Lesepaten öffnen die Tür zur Sprache

Pforzheimer Zeitung 14. Oktober 2015
Nicola Arnet | Pforzheim
◆ Ehrenamtliche von „Bürger in der Schule aktiv“ unterstützen Kinder.
◆ Bedarf an Freiwilligen wächst angesichts des Flüchtlingszustroms.

Die Sommerferien hatten es für Helmut Wienert in sich: Jeden Tag hat der ehemalige Pforzheimer Hochschul-Professor mit zwei syrischen Flüchtlingskindern intensiv gearbeitet. Viermal die Woche, dreieinhalb Stunden täglich, brachte er dem 14-jährigen Jungen und seiner 16-jährigen Schwester die neue Sprache näher, ließ sie Wörter vom Arabischen ins Deutsche, Französische und Englische übersetzen. Ging mit ihnen das menschliche Auge oder die konstante Beschleunigung durch und übte Mathe-Aufgaben. Mittlerweile haben die beiden deutliche Fortschritte gemacht und besuchen in diesem Schuljahr das Kepler-Gymnasium.
„Wenn man in der Schule sitzt und nur jeden dritten Satz versteht, ist man raus.

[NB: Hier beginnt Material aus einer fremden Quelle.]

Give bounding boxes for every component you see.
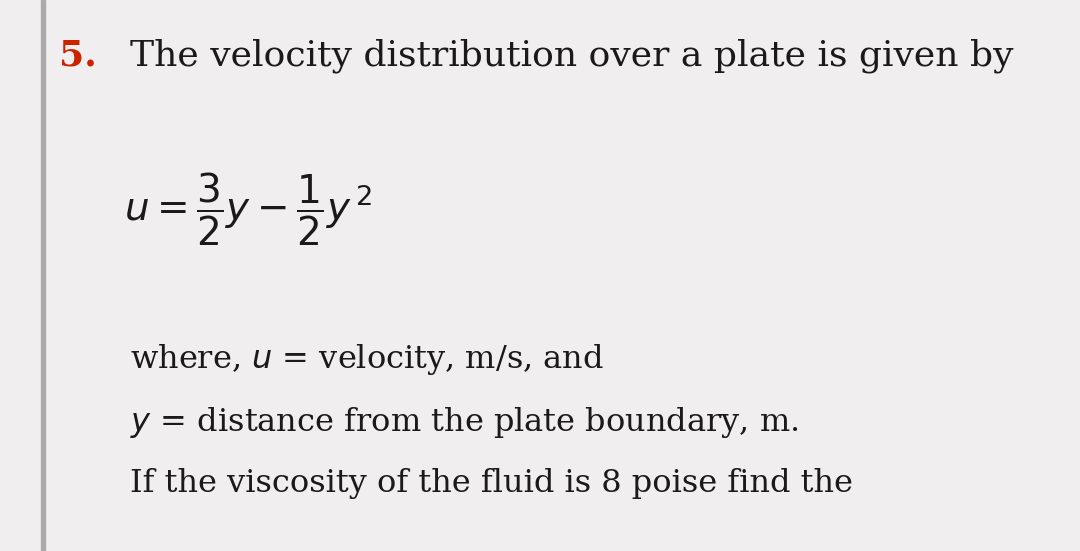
Text: The velocity distribution over a plate is given by: The velocity distribution over a plate i…: [130, 39, 1013, 73]
Text: If the viscosity of the fluid is 8 poise find the: If the viscosity of the fluid is 8 poise…: [130, 468, 852, 499]
Bar: [41, 0, 45, 551]
Text: where, $u$ = velocity, m/s, and: where, $u$ = velocity, m/s, and: [130, 342, 604, 377]
Text: $y$ = distance from the plate boundary, m.: $y$ = distance from the plate boundary, …: [130, 405, 798, 440]
Text: $u = \dfrac{3}{2}y - \dfrac{1}{2}y^{\,2}$: $u = \dfrac{3}{2}y - \dfrac{1}{2}y^{\,2}…: [124, 171, 373, 248]
Text: 5.: 5.: [59, 39, 97, 73]
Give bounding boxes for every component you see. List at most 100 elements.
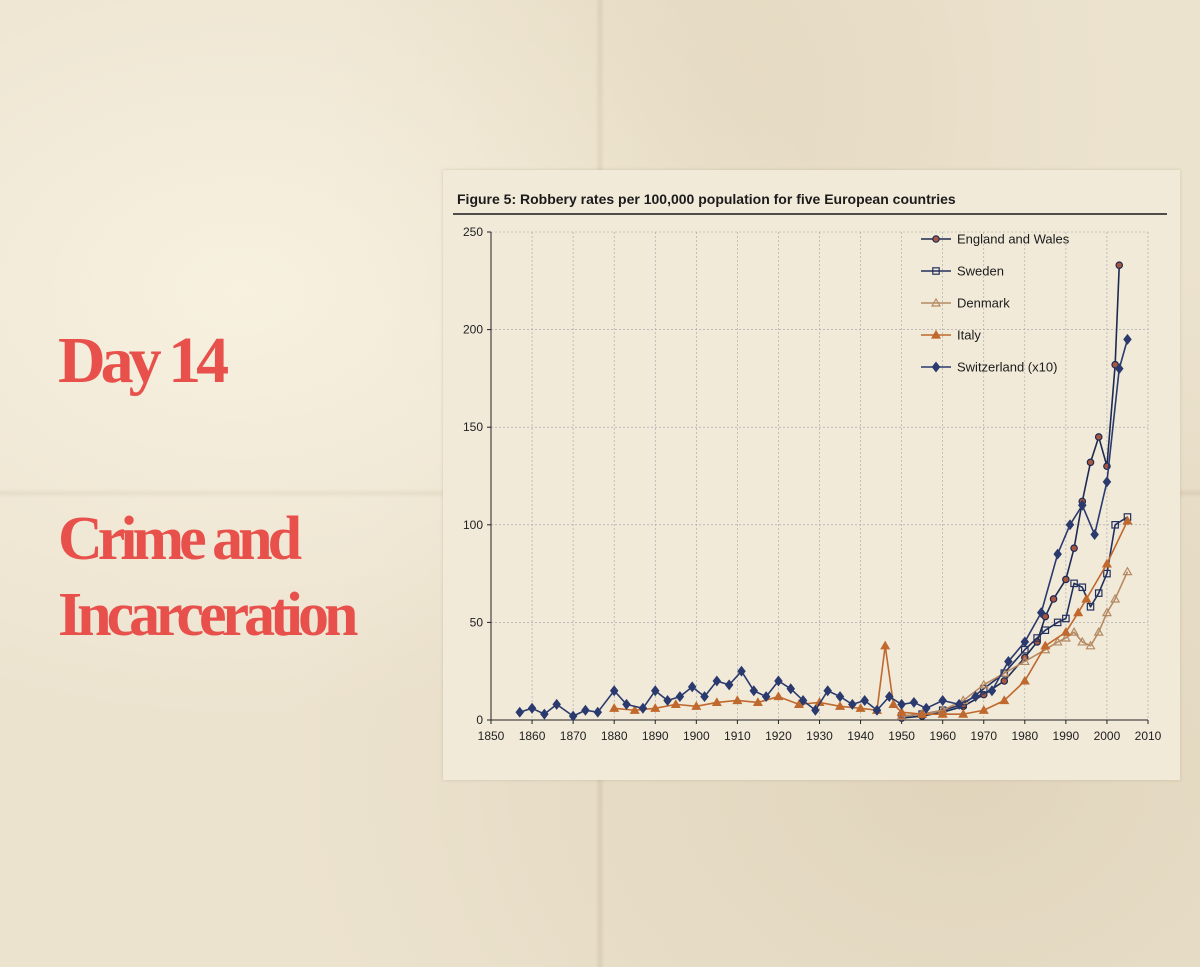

Der Schlüssel zu allem ist die Sprache“, sagt Wienert und spricht damit den anderen Aktiven von „Bürger in der Schule aktiv“ (BiSa) aus dem Herzen. Insgesamt 141 Ehrenamtliche begleiten Schüler mit geringen Deutschkenntnissen an Pforzheimer Schulen, im häuslichen Umfeld oder im Lernkreis. Doch angesichts der stetig steigenden Zahl der Asylsuchenden wächst auch der Förderbedarf.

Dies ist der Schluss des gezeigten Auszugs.